SPECIAL ISSUE: say Hey NAme
for Sandra Bland
When your life drags in front of you,
raw meat on a rope along the ground,
you are less concerned about the dirt.
There is no camera that can protect.
Any daily routine becomes rattled
by doubt and the swift officer’s hold
that ensures you will never come
home. Pressed cuff of your suit
and straight coif fold like bones
thrown to the ground, oxygen
flattened from your lungs. Fault
is sharply pressed between slats
that used to be your life, adamant
in its value, minted in video footage.
You thanked a person recording
your last living appearance, your final
moment of persistent breath choked,
women disappear, and churches burn.
Sage and Shields
for Shameeka Dream
On Baltimore’s North Street,
smudging the officers’ line
with a smoldering sage,
No riot erupted in your face.
A white line of gentle smoke
that your scarf pointed toward
like a compass to cleansing.
You walked one end
of the line to the other
and embodied breeze.
Black, green, yellow
bracelets on wrists—
land, light, and skin
Your lids lowered
in prayers that every
head under helmet
and shield finds
Hair pulled back.
Water in your left
hand, another way
to cleanse and honor
the dead. Officer shields
held up so high that each
man stood unknowing.
another type of army
that they will answer to.
The Suits of Your Skins
for Ciara, David, and Perre
A simple grey suit behind glass.
I stood close enough breathless.
The shooter was almost this close
to Harvey Milk, a man he dropped.
Faded sepia stains surround
bullet holes, cling to a once
white shirt, now frayed fabric.
There is more than one hole.
Black people know there is
always more than one hole.
There is more than one black
child standing beside me.
I hold my breath for three
inhales, three exhales for
each because their heads
come at the cheapest price.
And the whispers will say
they deserved restraints,
the beatings were expected,
they were due for death.
And what to tell the black girl
when the magazines erase her
one page at a time. She could
disappear and no one will put
her lost body in a headline.
Her limbs anathema to the news.
And what to tell the two queer
black boys who could be my sons,
who could be beaten into misshapen
blood melons and left like loosely-tied
garbage bags. What to tell the black
children who would be told to never
reach for anything—not a cell phone,
a wallet, a bb gun, a water pistol,
a dashboard, a doorknob, rights.
And what to tell the white classmates
who do not understand experiments
are carried out on outcasts first. (Say Stop
because you do not want to say I am next.)

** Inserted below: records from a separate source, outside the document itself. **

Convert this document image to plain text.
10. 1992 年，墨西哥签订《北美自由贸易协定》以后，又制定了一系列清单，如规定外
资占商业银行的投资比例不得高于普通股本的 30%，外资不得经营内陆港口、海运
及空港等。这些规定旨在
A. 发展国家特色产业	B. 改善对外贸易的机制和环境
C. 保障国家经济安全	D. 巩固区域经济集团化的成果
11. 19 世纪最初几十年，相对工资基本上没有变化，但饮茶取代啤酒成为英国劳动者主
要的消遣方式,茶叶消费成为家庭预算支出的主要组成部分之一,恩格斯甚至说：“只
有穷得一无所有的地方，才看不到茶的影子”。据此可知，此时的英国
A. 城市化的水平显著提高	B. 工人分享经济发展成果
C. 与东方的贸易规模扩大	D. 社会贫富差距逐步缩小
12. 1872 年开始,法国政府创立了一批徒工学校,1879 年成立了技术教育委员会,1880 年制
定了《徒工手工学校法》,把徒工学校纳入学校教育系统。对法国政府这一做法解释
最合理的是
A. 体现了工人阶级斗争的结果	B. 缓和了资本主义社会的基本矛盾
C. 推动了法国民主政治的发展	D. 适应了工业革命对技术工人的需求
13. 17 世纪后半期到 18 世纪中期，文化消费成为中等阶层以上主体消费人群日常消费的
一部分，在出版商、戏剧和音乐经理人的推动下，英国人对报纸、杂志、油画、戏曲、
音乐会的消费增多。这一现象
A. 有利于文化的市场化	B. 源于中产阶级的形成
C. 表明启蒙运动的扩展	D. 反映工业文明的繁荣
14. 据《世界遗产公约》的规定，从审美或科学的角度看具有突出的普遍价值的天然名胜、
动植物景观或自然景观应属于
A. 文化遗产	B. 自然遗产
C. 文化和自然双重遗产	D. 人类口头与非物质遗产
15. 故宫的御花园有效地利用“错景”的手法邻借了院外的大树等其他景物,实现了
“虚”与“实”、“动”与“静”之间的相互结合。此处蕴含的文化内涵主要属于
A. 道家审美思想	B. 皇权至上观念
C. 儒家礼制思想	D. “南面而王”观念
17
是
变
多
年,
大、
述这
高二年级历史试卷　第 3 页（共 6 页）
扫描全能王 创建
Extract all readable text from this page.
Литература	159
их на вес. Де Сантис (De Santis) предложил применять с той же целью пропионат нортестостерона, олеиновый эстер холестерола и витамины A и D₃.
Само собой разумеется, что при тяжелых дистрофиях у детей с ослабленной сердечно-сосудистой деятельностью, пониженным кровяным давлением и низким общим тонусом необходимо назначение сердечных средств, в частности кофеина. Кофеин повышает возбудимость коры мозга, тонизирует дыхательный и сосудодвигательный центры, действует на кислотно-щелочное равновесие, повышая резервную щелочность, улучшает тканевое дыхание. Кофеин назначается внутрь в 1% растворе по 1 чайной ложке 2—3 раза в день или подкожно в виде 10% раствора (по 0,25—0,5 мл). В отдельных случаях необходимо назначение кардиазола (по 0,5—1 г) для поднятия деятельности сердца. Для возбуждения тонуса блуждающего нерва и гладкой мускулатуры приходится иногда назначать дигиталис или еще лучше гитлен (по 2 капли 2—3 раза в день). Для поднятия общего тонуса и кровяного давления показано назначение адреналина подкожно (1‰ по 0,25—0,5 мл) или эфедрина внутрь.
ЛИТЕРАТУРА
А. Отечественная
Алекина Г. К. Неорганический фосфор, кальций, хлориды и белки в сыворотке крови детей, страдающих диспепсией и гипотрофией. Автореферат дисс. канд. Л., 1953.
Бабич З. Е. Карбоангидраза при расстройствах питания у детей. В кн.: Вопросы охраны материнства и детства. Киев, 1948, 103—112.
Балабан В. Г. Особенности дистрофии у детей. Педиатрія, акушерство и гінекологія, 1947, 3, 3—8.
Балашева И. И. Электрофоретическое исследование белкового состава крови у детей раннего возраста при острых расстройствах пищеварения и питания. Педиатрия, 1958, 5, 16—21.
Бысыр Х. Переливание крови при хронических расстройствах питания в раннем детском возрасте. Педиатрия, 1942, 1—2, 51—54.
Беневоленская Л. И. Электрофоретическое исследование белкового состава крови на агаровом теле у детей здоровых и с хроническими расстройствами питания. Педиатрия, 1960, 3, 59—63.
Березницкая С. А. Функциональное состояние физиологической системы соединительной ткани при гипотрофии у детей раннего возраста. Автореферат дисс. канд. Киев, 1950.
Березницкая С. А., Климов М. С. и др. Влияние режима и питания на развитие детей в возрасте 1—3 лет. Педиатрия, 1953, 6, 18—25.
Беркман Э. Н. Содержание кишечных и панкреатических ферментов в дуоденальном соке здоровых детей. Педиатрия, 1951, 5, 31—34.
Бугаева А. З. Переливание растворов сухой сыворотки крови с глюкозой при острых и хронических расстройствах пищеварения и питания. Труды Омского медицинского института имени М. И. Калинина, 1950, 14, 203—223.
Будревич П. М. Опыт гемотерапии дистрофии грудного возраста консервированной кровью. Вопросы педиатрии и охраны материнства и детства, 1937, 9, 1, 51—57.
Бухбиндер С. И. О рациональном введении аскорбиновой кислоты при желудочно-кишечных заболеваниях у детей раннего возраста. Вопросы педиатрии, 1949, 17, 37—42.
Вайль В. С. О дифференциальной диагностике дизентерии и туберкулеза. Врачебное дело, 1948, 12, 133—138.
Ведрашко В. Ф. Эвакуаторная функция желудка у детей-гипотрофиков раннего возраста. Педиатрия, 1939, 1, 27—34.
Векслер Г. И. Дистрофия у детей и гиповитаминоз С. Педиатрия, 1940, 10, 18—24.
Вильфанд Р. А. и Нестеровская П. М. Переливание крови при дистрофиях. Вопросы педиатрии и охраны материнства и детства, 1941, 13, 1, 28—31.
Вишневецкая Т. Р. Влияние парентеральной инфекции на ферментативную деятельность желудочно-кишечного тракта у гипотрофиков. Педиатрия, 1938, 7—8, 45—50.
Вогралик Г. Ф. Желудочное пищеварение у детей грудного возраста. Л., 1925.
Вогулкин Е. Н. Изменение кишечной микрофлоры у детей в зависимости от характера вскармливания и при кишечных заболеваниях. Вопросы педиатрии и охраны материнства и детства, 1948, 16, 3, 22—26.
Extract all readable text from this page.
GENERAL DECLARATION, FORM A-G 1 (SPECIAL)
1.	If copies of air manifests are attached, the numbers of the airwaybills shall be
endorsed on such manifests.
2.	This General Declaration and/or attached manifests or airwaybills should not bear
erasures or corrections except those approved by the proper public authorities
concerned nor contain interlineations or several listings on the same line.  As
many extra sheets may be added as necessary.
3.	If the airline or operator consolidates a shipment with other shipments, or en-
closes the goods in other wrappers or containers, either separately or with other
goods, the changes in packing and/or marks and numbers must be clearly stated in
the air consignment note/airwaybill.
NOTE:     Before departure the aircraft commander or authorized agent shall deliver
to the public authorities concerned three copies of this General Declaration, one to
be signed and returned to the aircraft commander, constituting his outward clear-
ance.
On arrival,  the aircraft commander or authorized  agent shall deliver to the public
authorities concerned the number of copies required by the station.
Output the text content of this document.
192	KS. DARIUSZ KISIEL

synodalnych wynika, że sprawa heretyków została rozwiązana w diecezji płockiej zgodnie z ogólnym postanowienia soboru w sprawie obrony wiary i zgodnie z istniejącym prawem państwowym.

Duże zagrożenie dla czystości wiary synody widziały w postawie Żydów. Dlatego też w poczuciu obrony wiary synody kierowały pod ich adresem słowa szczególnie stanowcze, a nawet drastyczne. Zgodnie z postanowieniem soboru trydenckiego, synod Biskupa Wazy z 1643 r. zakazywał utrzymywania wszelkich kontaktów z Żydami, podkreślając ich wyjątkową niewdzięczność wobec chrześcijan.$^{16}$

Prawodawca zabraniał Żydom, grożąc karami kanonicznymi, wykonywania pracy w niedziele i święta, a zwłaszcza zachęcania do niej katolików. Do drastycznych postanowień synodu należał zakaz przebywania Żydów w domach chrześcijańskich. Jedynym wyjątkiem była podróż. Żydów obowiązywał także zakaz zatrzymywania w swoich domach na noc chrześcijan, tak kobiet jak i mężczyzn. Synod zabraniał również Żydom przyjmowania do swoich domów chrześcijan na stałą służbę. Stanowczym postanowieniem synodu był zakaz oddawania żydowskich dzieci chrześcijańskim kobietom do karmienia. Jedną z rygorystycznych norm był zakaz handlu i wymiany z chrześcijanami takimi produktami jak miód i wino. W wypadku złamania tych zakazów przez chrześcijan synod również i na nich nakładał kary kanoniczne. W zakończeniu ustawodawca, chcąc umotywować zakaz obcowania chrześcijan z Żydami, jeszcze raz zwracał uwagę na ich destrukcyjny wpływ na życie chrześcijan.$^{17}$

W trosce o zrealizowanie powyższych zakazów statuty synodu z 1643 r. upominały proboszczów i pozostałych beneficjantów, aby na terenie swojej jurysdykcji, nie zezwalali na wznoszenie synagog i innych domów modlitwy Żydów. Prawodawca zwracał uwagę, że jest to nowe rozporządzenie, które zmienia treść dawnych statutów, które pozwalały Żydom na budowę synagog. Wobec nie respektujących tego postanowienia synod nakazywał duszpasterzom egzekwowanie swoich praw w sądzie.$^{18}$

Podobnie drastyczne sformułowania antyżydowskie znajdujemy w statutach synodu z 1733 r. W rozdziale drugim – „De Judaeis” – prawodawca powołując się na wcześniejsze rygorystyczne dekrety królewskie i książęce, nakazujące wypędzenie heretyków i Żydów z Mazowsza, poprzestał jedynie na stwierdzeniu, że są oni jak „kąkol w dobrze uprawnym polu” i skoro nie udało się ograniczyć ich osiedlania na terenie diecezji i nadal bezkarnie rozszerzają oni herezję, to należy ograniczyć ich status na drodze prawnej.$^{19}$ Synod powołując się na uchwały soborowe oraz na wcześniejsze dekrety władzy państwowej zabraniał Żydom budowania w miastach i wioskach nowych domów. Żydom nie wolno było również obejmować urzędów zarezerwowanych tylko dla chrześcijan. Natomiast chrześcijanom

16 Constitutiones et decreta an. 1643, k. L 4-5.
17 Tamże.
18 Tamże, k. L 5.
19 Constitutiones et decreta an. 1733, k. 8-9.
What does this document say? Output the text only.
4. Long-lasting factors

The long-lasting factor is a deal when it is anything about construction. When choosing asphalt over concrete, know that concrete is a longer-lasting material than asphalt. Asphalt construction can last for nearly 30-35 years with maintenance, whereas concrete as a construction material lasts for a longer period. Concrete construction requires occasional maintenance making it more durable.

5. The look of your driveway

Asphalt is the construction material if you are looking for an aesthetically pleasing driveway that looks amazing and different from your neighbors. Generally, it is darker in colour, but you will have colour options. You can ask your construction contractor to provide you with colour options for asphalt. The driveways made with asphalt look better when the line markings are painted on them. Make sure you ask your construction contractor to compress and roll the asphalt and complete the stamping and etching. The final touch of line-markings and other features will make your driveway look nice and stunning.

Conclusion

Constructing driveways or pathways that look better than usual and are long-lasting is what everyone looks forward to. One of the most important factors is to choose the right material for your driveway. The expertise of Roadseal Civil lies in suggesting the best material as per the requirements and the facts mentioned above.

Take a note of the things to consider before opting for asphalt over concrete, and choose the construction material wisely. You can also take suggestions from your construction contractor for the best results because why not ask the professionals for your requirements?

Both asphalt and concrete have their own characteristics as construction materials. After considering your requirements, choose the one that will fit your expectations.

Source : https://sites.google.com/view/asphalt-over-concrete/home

And what to tell all the students when
assault vehicles click out of stockpiles
and occupy the streets with tear gas.
Yes, I am looking at a jacket, pants, and shirt
wrinkled after a long day at work, then death.
This suit of a dead white gay man on a stamp
and immortalized in film. The three huddled
around me mean more than a suit for a man
that people still pity. I look still as I tremble
inside for the three students around me—
each of them a brilliant burst just opening
that could be extinguished and only folks
like me will canonize them. I echo my loves.
I write you down, sketch your stamps,
remember your jokes, insist the suits
of your skins are not for idle display.
Every 28 hours
Every 28 hours, I find myself wanting to pray.
Every 28 hours, I hear the constant clap getting closer.
Every 28 hours, I wonder if my phone may ring.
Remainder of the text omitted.